Would that the interviews with newsmakers left no time to hear from Jeffrey Lord, CNN’s hired-gun apologist for President Trump. It was on “New Day” that Lord in late 2015 made cable-news history. After then-candidate Trump proposed a Muslim entry ban, Lord dialed “New Day” back to the days of Franklin D. Roosevelt, who had issued orders against various nationalities. Though Camerota pointed out that those were wartime orders, Lord blew past such considerations. So did Trump, who later repeated Lord’s defense on “New Day” as well as on MSNBC’s “Morning Joe.” “If you look at FDR, ’cause I watched Jeffrey Lord this morning, and I thought he was fantastic, by the way.
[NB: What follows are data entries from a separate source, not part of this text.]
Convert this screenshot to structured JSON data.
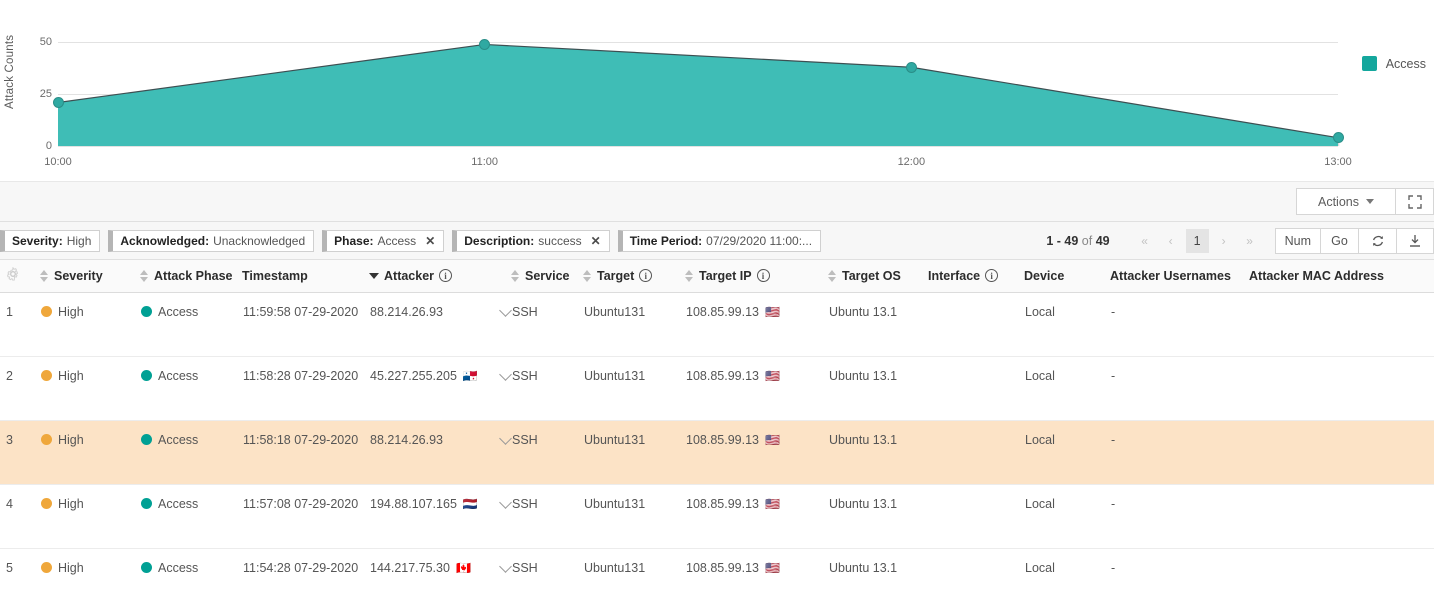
{
  "chart_data": {
    "type": "area",
    "title": "",
    "xlabel": "",
    "ylabel": "Attack Counts",
    "categories": [
      "10:00",
      "11:00",
      "12:00",
      "13:00"
    ],
    "series": [
      {
        "name": "Access",
        "values": [
          21,
          49,
          38,
          4
        ],
        "color": "#3fbdb6"
      }
    ],
    "yticks": [
      0,
      25,
      50
    ],
    "ylim": [
      0,
      55
    ],
    "grid": true,
    "legend_position": "right",
    "legend": [
      "Access"
    ]
  },
  "toolbar": {
    "actions_label": "Actions",
    "expand_icon": "expand-icon"
  },
  "filters": [
    {
      "key": "Severity:",
      "value": "High",
      "removable": false
    },
    {
      "key": "Acknowledged:",
      "value": "Unacknowledged",
      "removable": false
    },
    {
      "key": "Phase:",
      "value": "Access",
      "removable": true
    },
    {
      "key": "Description:",
      "value": "success",
      "removable": true
    },
    {
      "key": "Time Period:",
      "value": "07/29/2020 11:00:...",
      "removable": false
    }
  ],
  "pager": {
    "range": "1 - 49",
    "of": "of",
    "total": "49",
    "first": "«",
    "prev": "‹",
    "page": "1",
    "next": "›",
    "last": "»",
    "num_label": "Num",
    "go_label": "Go",
    "refresh_icon": "refresh-icon",
    "download_icon": "download-icon"
  },
  "table": {
    "settings_icon": "gear-icon",
    "columns": [
      {
        "label": "Severity",
        "sort": "both",
        "info": false
      },
      {
        "label": "Attack Phase",
        "sort": "both",
        "info": false
      },
      {
        "label": "Timestamp",
        "sort": "desc",
        "info": false
      },
      {
        "label": "Attacker",
        "sort": "none",
        "info": true
      },
      {
        "label": "Service",
        "sort": "both",
        "info": false
      },
      {
        "label": "Target",
        "sort": "both",
        "info": true
      },
      {
        "label": "Target IP",
        "sort": "both",
        "info": true
      },
      {
        "label": "Target OS",
        "sort": "both",
        "info": false
      },
      {
        "label": "Interface",
        "sort": "none",
        "info": true
      },
      {
        "label": "Device",
        "sort": "none",
        "info": false
      },
      {
        "label": "Attacker Usernames",
        "sort": "none",
        "info": false
      },
      {
        "label": "Attacker MAC Address",
        "sort": "none",
        "info": false
      }
    ],
    "rows": [
      {
        "index": "1",
        "severity": "High",
        "phase": "Access",
        "timestamp": "11:59:58 07-29-2020",
        "attacker": "88.214.26.93",
        "attacker_flag": "",
        "service": "SSH",
        "target": "Ubuntu131",
        "target_ip": "108.85.99.13",
        "target_ip_flag": "🇺🇸",
        "target_os": "Ubuntu 13.1",
        "interface": "",
        "device": "Local",
        "attacker_usernames": "-",
        "attacker_mac": "",
        "highlighted": false
      },
      {
        "index": "2",
        "severity": "High",
        "phase": "Access",
        "timestamp": "11:58:28 07-29-2020",
        "attacker": "45.227.255.205",
        "attacker_flag": "🇵🇦",
        "service": "SSH",
        "target": "Ubuntu131",
        "target_ip": "108.85.99.13",
        "target_ip_flag": "🇺🇸",
        "target_os": "Ubuntu 13.1",
        "interface": "",
        "device": "Local",
        "attacker_usernames": "-",
        "attacker_mac": "",
        "highlighted": false
      },
      {
        "index": "3",
        "severity": "High",
        "phase": "Access",
        "timestamp": "11:58:18 07-29-2020",
        "attacker": "88.214.26.93",
        "attacker_flag": "",
        "service": "SSH",
        "target": "Ubuntu131",
        "target_ip": "108.85.99.13",
        "target_ip_flag": "🇺🇸",
        "target_os": "Ubuntu 13.1",
        "interface": "",
        "device": "Local",
        "attacker_usernames": "-",
        "attacker_mac": "",
        "highlighted": true
      },
      {
        "index": "4",
        "severity": "High",
        "phase": "Access",
        "timestamp": "11:57:08 07-29-2020",
        "attacker": "194.88.107.165",
        "attacker_flag": "🇳🇱",
        "service": "SSH",
        "target": "Ubuntu131",
        "target_ip": "108.85.99.13",
        "target_ip_flag": "🇺🇸",
        "target_os": "Ubuntu 13.1",
        "interface": "",
        "device": "Local",
        "attacker_usernames": "-",
        "attacker_mac": "",
        "highlighted": false
      },
      {
        "index": "5",
        "severity": "High",
        "phase": "Access",
        "timestamp": "11:54:28 07-29-2020",
        "attacker": "144.217.75.30",
        "attacker_flag": "🇨🇦",
        "service": "SSH",
        "target": "Ubuntu131",
        "target_ip": "108.85.99.13",
        "target_ip_flag": "🇺🇸",
        "target_os": "Ubuntu 13.1",
        "interface": "",
        "device": "Local",
        "attacker_usernames": "-",
        "attacker_mac": "",
        "highlighted": false
      }
    ]
  },
  "colors": {
    "accent_teal": "#3fbdb6",
    "legend_teal": "#14a79d",
    "severity_high": "#efa73b",
    "phase_access": "#00a094",
    "row_highlight": "#fce3c6"
  }
}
If you look at him, the presidential proclamations 2525, 2526 and 2527 — that was very, very stringent. Very, very stringent and I thought that Jeffrey Lord did a fantastic job explaining it this morning on your show,” said then-candidate Trump to Cuomo on “New Day.”

Of Lord’s tactics, Camerota says, “Like everyone, I’m interested in whatever historical reference he’s going to say, but sometimes they need to be challenged.”

Whatever your view of Camerota’s performance, Zucker claims that her addition to the program has given “New Day” a key asset in its bitter ratings battle against “Morning Joe” over on MSNBC. In 2015, Camerota’s first full year on “New Day,” the program zoomed to an impressive lead over “Morning Joe” in the pivotal 25-54 age demographic, after establishing a tenuous edge in 2014. “You have to look at this and go, ‘Huh, something changed,’ ” says Zucker. In 2016, “Morning Joe” regained a narrow lead in this category. The competition, as far as Zucker is concerned, doesn’t include the morning offering at Fox News. “We don’t look at them as a direct competitor. … That’s not a news program at Fox in the morning, and I don’t think anybody looks at it that way.”

Bouncing among local TV and cable news outlets has vested Camerota with some stories — stories that she has adapted for a novel, “Amanda Wakes Up,” due out in late July via Viking. The storyline follows anchor Amanda Gallo through her travails on a morning show — “Wake Up, USA!” — of FAIR News network. There are misogynistic emails from viewers, social-media backlashes and the cold shoulders of Brooklynites who despise the worldview of FAIR News. Cable-news watchers will appreciate the insider sensibilities that emerge from the narrative. “I think generally stories about the tax code are a little wonky, but if we make it about class warfare, that could work,” says a cable newser in the novel.

In an author’s note, Camerota writes, “What do you do when you know someone isn’t being honest? How do you check your bias at the door? … How do you respond when you can’t wear pants? I didn’t have the answers back then, but handing these challenges to a fictional character somehow helped me figure it out.”